Eye For Film >> Movies >> The Iron Ladies (2000) Film Review
The Iron Ladies
Reviewed by: Angus Wolfe Murray
The British love the underdog. If anything like this had happened closer to home, Billy Elliot's director would have been hauled in to make a popular feelgood movie and frosty colonels from the depths of Perthshire might shut up for a minute about expelling nancy boys to Zimbabwe.
Thailand is just as homophobic. When a team of transvestites, raging queens, a straight girl and a lesbian coach enter the national volleyball championships and start doing rather well, the whole country gets excited.
The Iron Ladies, which is what they call themselves, become incredibly popular, making their opponents even more determined to beat them. The Ladies respond by mincing about the court and playing to the crowd. It is as funny as camp cabaret, but hardly sport.

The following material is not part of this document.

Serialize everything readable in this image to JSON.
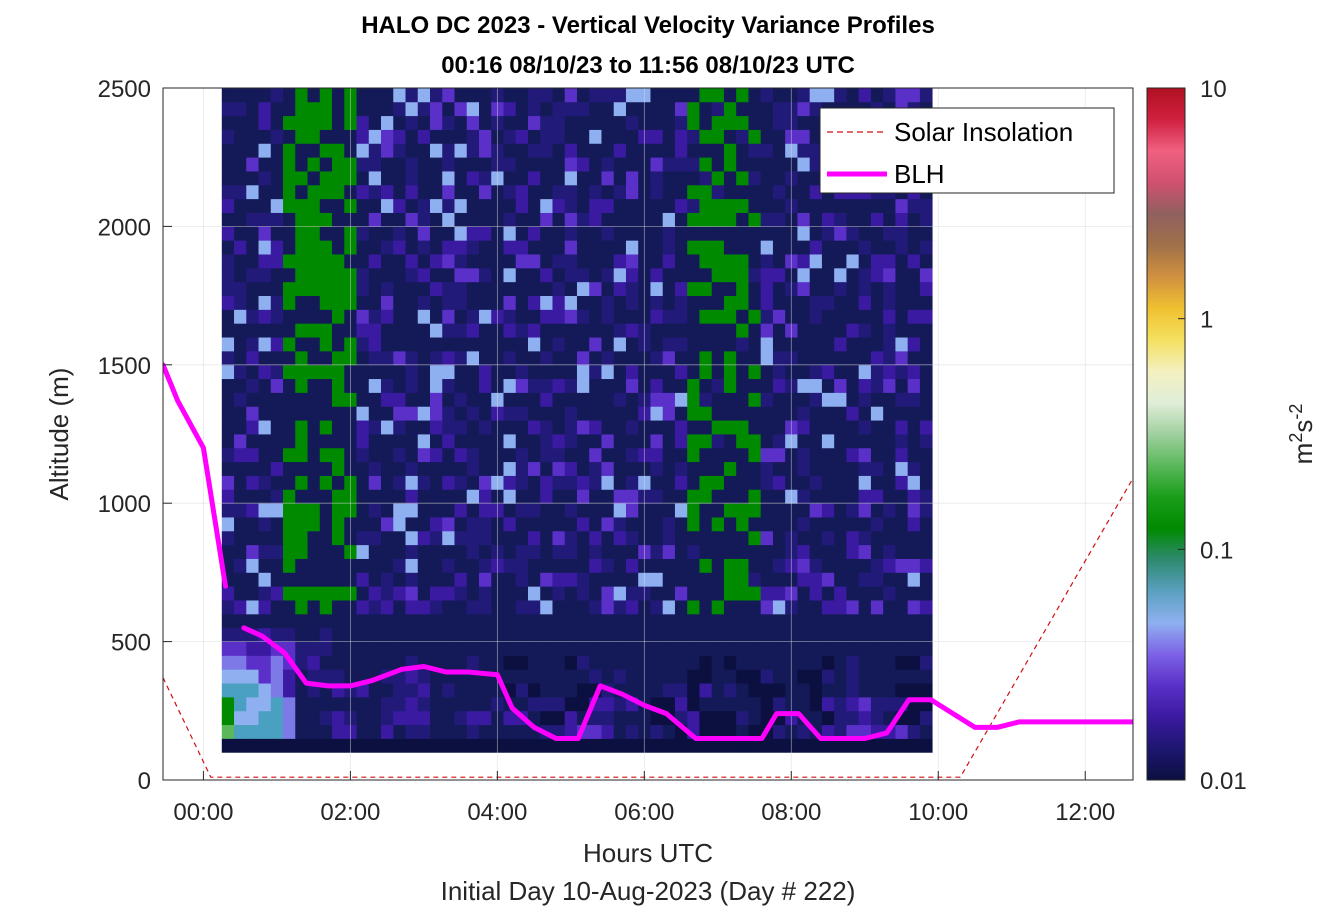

Half the girl/guy actors look incapable of playing anything rougher than tiddleywinks. They like the makeup and the outfits, but that stuff with the big ball is far too frantic.
For this reason, there are no proper practice sessions, where you can follow the progress of individual players. You are told who are good, but you don't see it. In films such as Cool Runnings, A League Of Their Own and, to a greater extent, Girlfight an understanding of what they are up against can be judged by how they perform in training.
Essentially a queer comedy about something that took place in real life, the film tiptoes around the problem of being a woman in a male body. "There are no happy endings for gays. Let's play volleyball."
For those who do not understand Thai be warned: the subtitles are against a white background much of the time and appear especially small.